Case centres on how electricity supplier serves notice to carry out statutory functions

Last July, the Court of Appeal upheld an appeal by Killross Properties Ltd over the legality of the ESB’s wayleave notice authorising temporary entry onto the company’s lands in Co Kildare.  Photograph: Eric Luke

Last July, the Court of Appeal upheld an appeal by Killross Properties Ltd over the legality of the ESB’s wayleave notice authorising temporary entry onto the company’s lands in Co Kildare. Photograph: Eric Luke

 

The Supreme Court has agreed to hear an appeal with potentially important implications for how the ESB and other statutory bodies carry out their functions.

In a published determination, the court said the ESB can bring an appeal to the Supreme Court against a Court of Appeal judgment which found the procedure under which the ESB served a notice to enter private lands to do work on electrical lines was unlawful.

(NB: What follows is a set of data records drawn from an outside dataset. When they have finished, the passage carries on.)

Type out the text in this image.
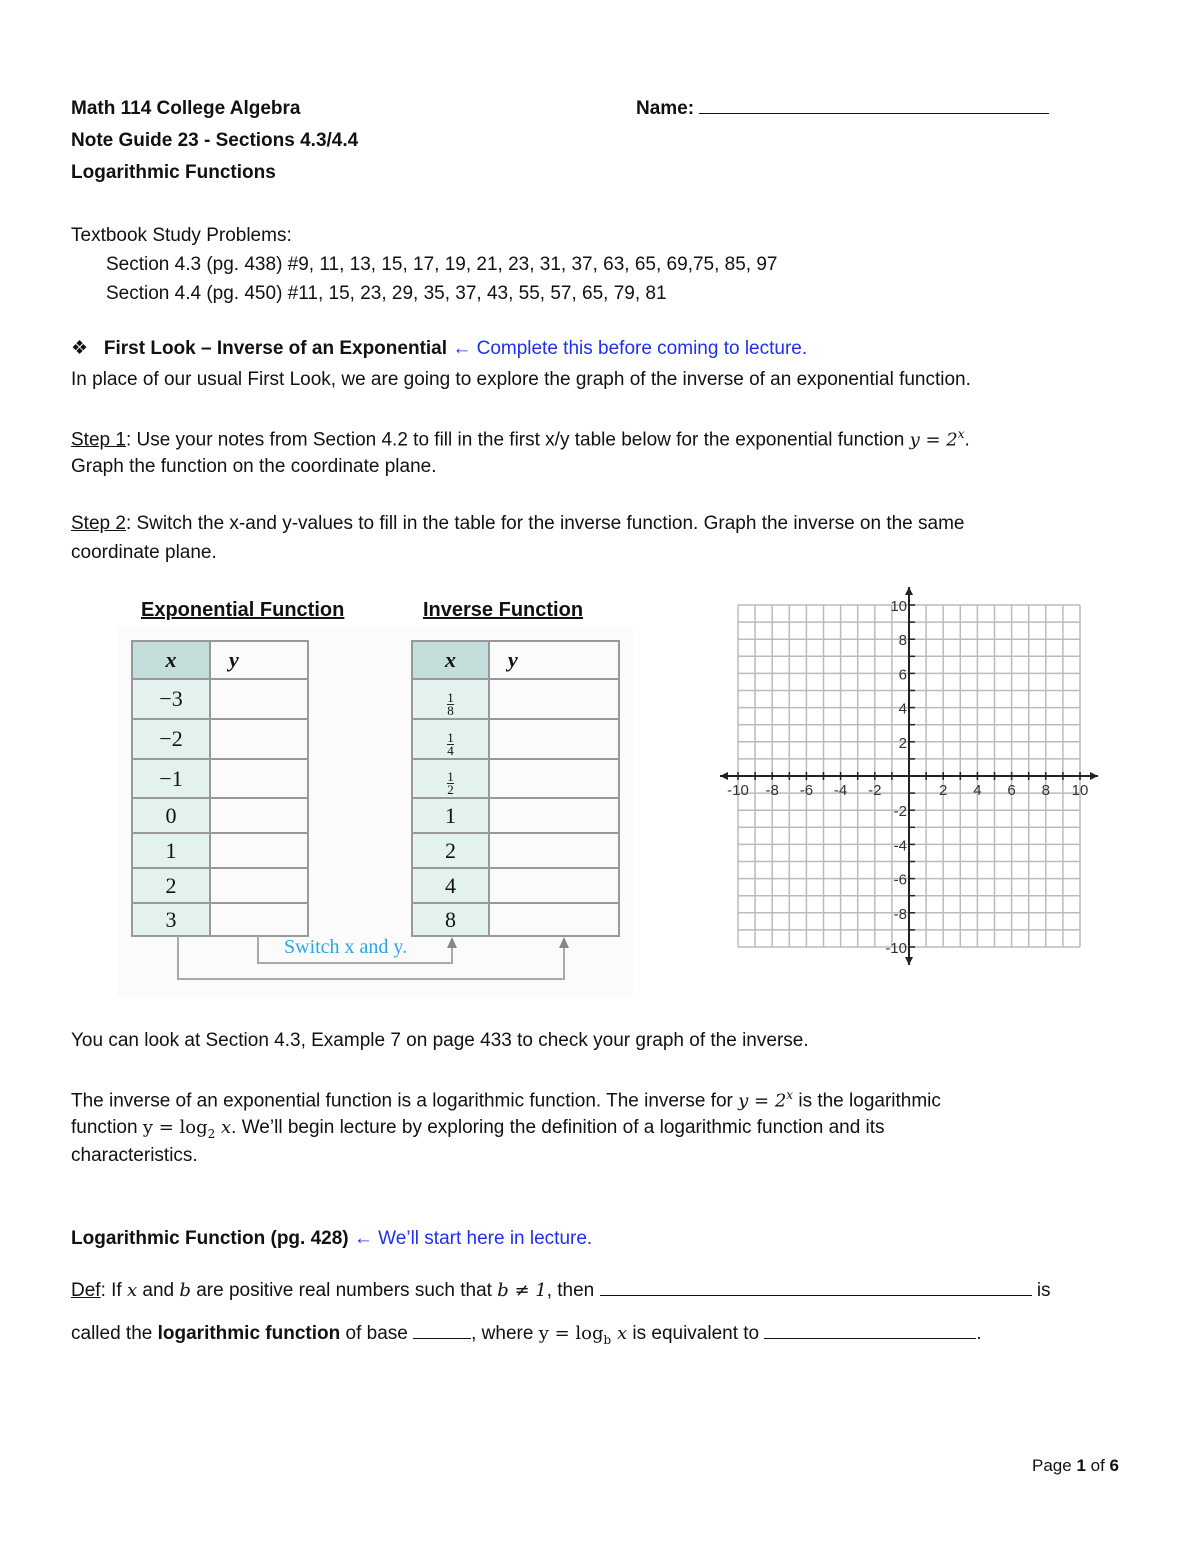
Math 114 College Algebra	Name:
Note Guide 23 - Sections 4.3/4.4
Logarithmic Functions
Textbook Study Problems:
Section 4.3 (pg. 438) #9, 11, 13, 15, 17, 19, 21, 23, 31, 37, 63, 65, 69,75, 85, 97
Section 4.4 (pg. 450) #11, 15, 23, 29, 35, 37, 43, 55, 57, 65, 79, 81
❖ First Look – Inverse of an Exponential ← Complete this before coming to lecture.
In place of our usual First Look, we are going to explore the graph of the inverse of an exponential function.
Step 1: Use your notes from Section 4.2 to fill in the first x/y table below for the exponential function $y = 2^x$.
Graph the function on the coordinate plane.
Step 2: Switch the x-and y-values to fill in the table for the inverse function. Graph the inverse on the same
coordinate plane.
Exponential Function	Inverse Function
x	y
−3	
−2	
−1	
0	
1	
2	
3	
x	y

$\frac{1}{8}$

$\frac{1}{4}$

$\frac{1}{2}$

1	
2	
4	
8	
Switch x and y.
-10 -8 -6 -4 -2	2 4 6 8 10
10
8
6
4
2
-2
-4
-6
-8
-10
You can look at Section 4.3, Example 7 on page 433 to check your graph of the inverse.
The inverse of an exponential function is a logarithmic function. The inverse for $y = 2^x$ is the logarithmic
function $y = \log_2 x$. We’ll begin lecture by exploring the definition of a logarithmic function and its
characteristics.
Logarithmic Function (pg. 428) ← We’ll start here in lecture.
Def: If x and b are positive real numbers such that b ≠ 1, then	is
called the logarithmic function of base	, where $y = \log_b x$ is equivalent to	.
Page 1 of 6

In their determination, the Chief Justice, Ms Justice Susan Denham, Mr Justice Frank Clarke and Mr Justice John MacMenamin said the appeal raised issues of general public importance affecting the ESB’s exercise of its statutory functions and with potential implications for how other statutory bodies exercise their functions.

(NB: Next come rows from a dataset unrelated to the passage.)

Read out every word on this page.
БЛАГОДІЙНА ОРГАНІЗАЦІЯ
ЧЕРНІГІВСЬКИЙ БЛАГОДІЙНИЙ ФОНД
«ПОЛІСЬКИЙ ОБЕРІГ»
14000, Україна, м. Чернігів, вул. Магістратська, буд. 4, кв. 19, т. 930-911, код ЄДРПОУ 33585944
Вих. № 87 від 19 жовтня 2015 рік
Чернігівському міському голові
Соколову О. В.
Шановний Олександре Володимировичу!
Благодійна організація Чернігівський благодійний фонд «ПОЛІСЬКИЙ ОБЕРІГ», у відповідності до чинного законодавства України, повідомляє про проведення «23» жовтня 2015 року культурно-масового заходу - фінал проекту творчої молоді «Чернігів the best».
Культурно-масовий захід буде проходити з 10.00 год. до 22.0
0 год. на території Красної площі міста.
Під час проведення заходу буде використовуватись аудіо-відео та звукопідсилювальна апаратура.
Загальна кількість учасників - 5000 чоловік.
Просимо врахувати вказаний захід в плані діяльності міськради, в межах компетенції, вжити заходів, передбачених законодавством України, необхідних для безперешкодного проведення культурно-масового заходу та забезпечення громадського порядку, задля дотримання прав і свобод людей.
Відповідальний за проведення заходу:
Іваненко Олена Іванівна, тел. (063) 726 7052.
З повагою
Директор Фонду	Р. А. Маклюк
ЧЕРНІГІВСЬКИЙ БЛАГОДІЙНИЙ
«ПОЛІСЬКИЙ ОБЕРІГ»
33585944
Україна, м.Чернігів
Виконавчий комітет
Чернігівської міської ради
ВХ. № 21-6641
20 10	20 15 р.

The principal issue is whether Section 9 of the Electricity (Supply) Act 1927, or the Act as a whole, permits the chief executive of the ESB to be authorised by its board to carry out statutory functions, the court said. There was an additional issue whether that principal issue was properly before the court in the first place, it added.

Wayleave notice

Last July, the Court of Appeal upheld an appeal by Killross Properties Ltd over the legality of the ESB’s wayleave notice authorising temporary entry onto the company’s lands in Co Kildare as part of planned upgrading works to electricity lines.

The court held the procedure used by the ESB for serving wayleave notices under Section 53 of the Electricity Supply Act 1927 involved an unlawful delegation of the board’s powers under Section 9 of the Act.

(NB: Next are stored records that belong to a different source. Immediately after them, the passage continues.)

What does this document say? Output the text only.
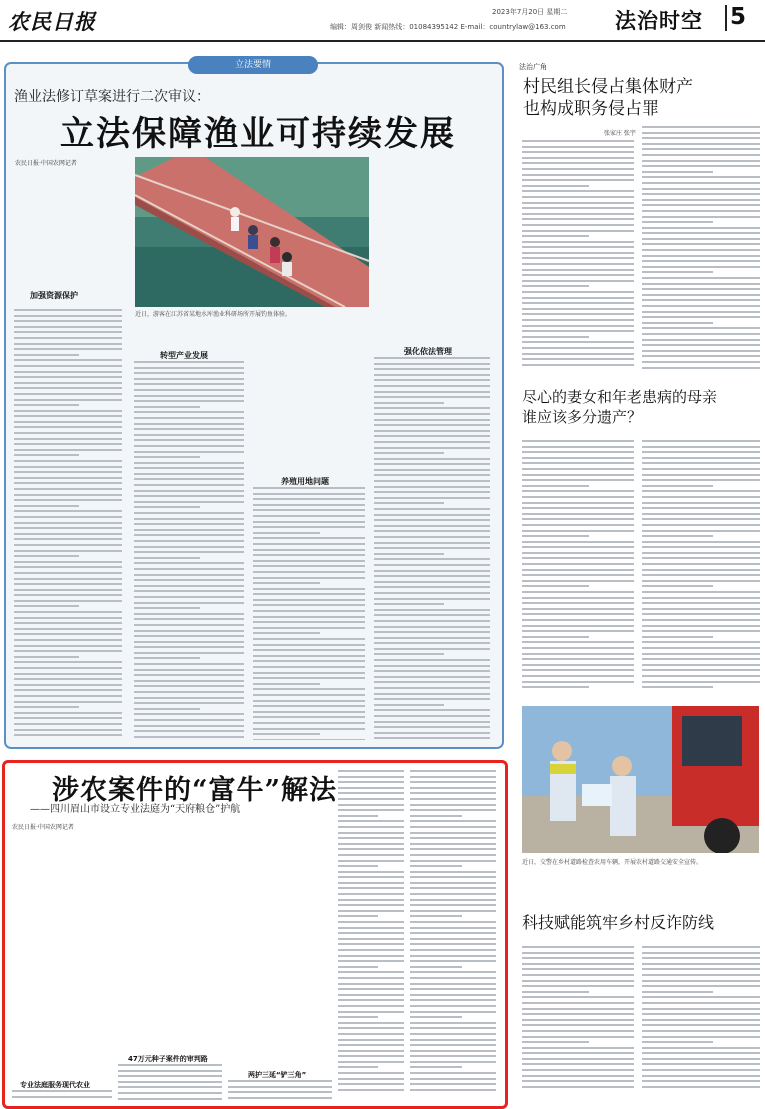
农民日报	2023年7月20日 星期二
编辑：周剑俊 新闻热线：01084395142 E-mail：countrylaw@163.com 法治时空 5
立法要情
渔业法修订草案进行二次审议：
立法保障渔业可持续发展
农民日报·中国农网记者
近日，游客在江苏省某地水库渔业科研场所开展钓鱼体验。
加强资源保护
转型产业发展
养殖用地问题
强化依法管理
涉农案件的“富牛”解法
——四川眉山市设立专业法庭为“天府粮仓”护航
农民日报·中国农网记者
专业法庭服务现代农业
47万元种子案件的审判路
两护三延“铲三角”
法治广角
村民组长侵占集体财产
也构成职务侵占罪
张家庄 张宇
尽心的妻女和年老患病的母亲
谁应该多分遗产？
近日，交警在乡村道路检查农用车辆，开展农村道路交通安全宣传。
科技赋能筑牢乡村反诈防线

The board was entitled to delegate the power to issue wayleave notices to its chief executive but not entitled to “sub-delegate” to the chief executive power to authorise such other persons as he deemed appropriate to issue wayleave notices, the court held. Any such persons had to be directly authorised by the board, it ruled.

The wayleave notice served by the ESB on June 28th, 2013, on Killross was signed by Eoin Waldron, described as an authorised officer of the board. Mr Waldron was not authorised by the board but rather authorised by the chief executive, which was done outside the provisions of Section 9, the appeal court found.

Temporary diversion

On that ground, it allowed the appeal by Killross, with registered offices at Celbridge, Co Kildare, over a wayleave notice permitting the ESB and Eirgrid enter onto the firm’s lands at Collinstown, Co Kildare, to erect a temporary diversion to the Dunfirth-Kinnegad-Rinawade 110kv electricity line as part of line upgrading works.

Killross bought the lands in 2007 and they were re-zoned in 2010 for use as a town centre development. It claimed it bought the lands with the benefit of existing representations from the ESB it would divert electricity lines to facilitate the town centre development then being contemplated, or else pay compensation.

The ESB denied any such representation and that dispute was not an issue before the Court of Appeal.

Following High Court orders, the ESB entered onto the lands in March 2015 to erect the temporary line and completed the works, and removed the temporary line, by August 2015.